Meski dikenal sebagai aset lindung nilai terhadap perang dan inflasi, Bitcoin belum berperilaku seperti safe haven. Justru, korelasi BTC terhadap emas tercatat -0,07, sementara korelasinya dengan Nasdaq mencapai +0,61, membuat BTC lebih mirip saham teknologi dengan beta tinggi daripada aset lindung nilai tradisional.
Sementara itu, pandangan pasar opsi mencerminkan keyakinan rebound jangka pendek. Skew delta 25 untuk tenor 1 minggu dan 1 bulan masing-masing naik ke 8 persen dan 5 persen, menunjukkan minat beli call option. Namun, skew tenor 6 bulan masih negatif, mengindikasikan kebutuhan lindung nilai terhadap resiko jangka panjang, termasuk inflasi akhir tahun.
Dampak Kebijakan Moneter
QCP juga memprediksi bahwa ketegangan geopolitik bisa membuat The Fed menahan pemangkasan suku bunga di paruh kedua tahun ini.
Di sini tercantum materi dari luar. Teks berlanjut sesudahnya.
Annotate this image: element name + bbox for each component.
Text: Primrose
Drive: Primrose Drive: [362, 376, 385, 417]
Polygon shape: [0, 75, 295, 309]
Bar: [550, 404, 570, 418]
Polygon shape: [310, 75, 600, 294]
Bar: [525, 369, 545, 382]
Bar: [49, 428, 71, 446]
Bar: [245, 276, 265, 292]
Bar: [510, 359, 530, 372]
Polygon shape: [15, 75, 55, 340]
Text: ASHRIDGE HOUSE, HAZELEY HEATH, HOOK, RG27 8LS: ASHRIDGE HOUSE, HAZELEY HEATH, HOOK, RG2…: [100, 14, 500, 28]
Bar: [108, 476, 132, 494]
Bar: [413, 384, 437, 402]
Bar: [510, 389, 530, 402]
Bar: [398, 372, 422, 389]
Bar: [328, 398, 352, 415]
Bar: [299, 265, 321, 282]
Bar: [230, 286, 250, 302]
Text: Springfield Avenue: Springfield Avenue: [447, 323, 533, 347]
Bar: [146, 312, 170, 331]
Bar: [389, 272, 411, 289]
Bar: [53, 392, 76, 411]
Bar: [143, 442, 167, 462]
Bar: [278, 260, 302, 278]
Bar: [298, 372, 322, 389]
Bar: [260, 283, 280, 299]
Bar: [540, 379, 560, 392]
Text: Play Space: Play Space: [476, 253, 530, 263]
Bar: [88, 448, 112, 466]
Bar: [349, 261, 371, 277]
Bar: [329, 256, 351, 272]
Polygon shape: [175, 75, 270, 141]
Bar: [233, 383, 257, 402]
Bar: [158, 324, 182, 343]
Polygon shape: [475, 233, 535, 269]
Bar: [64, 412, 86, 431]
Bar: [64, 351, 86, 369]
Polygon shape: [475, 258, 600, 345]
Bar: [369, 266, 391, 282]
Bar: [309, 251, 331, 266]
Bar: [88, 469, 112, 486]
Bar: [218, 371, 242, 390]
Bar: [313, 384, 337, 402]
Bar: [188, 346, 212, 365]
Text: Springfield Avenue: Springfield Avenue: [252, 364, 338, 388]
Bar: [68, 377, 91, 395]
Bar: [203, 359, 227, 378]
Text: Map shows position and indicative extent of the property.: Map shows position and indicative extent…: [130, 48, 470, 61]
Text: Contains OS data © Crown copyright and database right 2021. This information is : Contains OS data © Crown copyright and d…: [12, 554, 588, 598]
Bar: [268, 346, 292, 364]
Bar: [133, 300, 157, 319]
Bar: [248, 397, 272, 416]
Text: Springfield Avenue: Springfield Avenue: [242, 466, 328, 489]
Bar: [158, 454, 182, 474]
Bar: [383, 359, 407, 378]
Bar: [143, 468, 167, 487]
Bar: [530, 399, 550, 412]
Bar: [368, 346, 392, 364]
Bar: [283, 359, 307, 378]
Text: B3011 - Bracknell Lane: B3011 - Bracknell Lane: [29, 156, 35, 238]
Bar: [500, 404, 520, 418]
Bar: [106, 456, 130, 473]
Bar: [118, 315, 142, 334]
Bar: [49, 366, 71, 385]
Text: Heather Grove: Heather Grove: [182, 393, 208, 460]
“Pasar saat ini memperkirakan dua pemangkasan di 2025, tapi kami percaya The Fed bisa mengisyaratkan hanya satu,” tulis mereka.
Revisi proyeksi seperti ini bisa membebani aset berisiko termasuk BTC, terutama jika pasar mulai beralih ke mode risk-off akibat kombinasi perang dan inflasi.